Penulis: Raja Alfredo Siregar, dan Christian Elric Koba

Fajar menyingsing di Dermaga Satrol Bitung. Riuh debur ombak beradu dengan suara peluit kapal perang KRI Pari-849, menandai dimulainya sebuah misi bersejarah: Ekspedisi Rupiah Berdaulat (ERB) Sulawesi Utara Tahun 2025.

Tim ERB merupakan Pejuang Rupiah dari berbagai daerah bersama TNI AL memulai misi negara. Keberangkatan kami dilepas oleh Kepala Perwakilan Bank Indonesia Provinsi Sulawesi Utara bersama Wakil Walikota Bitung, Komandan Lantamal VIII, pejabat perbankan dan jajaran Forkopimda. Pada kegiatan ini, kami akan membawa sekitar Rp5,1 miliar uang layak edar.

Perjalanan kami dalam mendistribusikan Rupiah layak edar dimulai pada 20 Mei 2025 menuju kepulauan Kakorotan, Miangas, Kawio, Kawaluso dan Tagulandang. Selama perjalanan terdapat kata-kata Kepala Perwakilan BI Sulawesi Utara yang terus kami ingat yaitu tugas kami bukan hanya tentang mengedarkan uang, melainkan juga menjaga kedaulatan negara hingga di perbatasan negeri.

Tragedi lepasnya pulau Sipadan dan Ligitan dari pangkuan NKRI diantaranya karena keengganan masyarakat menggunakan Rupiah menjadi pembelajaran berharga yang tidak boleh terulang kembali.

Setelah 20 jam pelayaran dilalui, kami tiba di Pulau Kakorotan, Kabupaten Kepulauan Talaud, salah satu pulau terdepan NKRI di Laut Sulawesi.

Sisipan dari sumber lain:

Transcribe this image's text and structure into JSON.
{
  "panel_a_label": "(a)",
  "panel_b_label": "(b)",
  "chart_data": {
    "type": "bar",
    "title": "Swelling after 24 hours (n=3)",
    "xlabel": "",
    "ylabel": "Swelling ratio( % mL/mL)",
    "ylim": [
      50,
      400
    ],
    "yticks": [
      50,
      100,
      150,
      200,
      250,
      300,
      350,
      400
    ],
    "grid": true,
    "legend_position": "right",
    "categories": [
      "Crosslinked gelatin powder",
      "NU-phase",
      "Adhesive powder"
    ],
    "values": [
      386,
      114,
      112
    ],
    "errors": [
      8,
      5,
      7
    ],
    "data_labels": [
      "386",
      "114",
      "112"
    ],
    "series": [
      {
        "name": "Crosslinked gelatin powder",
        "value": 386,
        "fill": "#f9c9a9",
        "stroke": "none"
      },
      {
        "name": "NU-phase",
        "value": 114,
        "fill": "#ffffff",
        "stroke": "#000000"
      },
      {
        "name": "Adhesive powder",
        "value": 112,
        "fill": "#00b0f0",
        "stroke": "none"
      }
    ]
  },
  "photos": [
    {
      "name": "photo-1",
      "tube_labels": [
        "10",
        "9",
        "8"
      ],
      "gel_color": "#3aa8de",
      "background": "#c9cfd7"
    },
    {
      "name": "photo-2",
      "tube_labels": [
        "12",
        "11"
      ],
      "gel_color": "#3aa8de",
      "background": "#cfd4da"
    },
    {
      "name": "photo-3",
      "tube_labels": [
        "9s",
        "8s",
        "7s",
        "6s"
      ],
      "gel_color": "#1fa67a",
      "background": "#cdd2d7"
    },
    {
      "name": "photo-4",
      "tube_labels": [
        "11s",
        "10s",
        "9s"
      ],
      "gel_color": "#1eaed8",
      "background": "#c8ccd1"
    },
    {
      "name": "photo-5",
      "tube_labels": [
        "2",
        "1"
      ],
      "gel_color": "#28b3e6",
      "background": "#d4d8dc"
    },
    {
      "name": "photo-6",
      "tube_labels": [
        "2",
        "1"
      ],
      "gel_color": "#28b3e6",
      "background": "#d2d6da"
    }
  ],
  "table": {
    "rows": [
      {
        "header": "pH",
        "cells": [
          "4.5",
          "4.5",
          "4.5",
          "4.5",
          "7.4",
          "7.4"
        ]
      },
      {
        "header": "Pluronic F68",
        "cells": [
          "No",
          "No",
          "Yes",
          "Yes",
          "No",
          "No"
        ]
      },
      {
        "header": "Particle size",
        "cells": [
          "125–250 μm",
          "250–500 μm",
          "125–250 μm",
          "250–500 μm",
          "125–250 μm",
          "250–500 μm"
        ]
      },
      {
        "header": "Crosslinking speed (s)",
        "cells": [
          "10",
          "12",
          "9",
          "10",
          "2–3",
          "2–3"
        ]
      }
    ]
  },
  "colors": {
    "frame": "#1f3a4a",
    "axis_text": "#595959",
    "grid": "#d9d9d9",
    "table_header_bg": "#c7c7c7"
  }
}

Garis pantai berpasir putih, rumah-rumah kayu sederhana dan tatapan ramah warga menyambut kami bagai keluarga yang lama tak berjumpa.

Kegiatan penukaran uang layak edar berlangsung sederhana tapi mengharukan. Dalam waktu 5 jam, kami berhasil melakukan penukaran uang Rupiah senilai Rp391,7 juta kepada sekitar 200 masyarakat.

Seorang Ibu datang membawa uang lusuh yang disimpan dalam kaleng kopi, sementara para nelayan menukar uang robek hasil jual ikan dengan lembaran baru. Di tengah keakraban itu, seorang warga berbisik, “Terima kasih, Pak. Uang baru ini tanda torang masih dijaga negara.” Kalimat itu sederhana tapi sangat menggetarkan, kalimat yang menegaskan bahwa di balik setiap lembar Rupiah tersimpan makna kehadiran negara.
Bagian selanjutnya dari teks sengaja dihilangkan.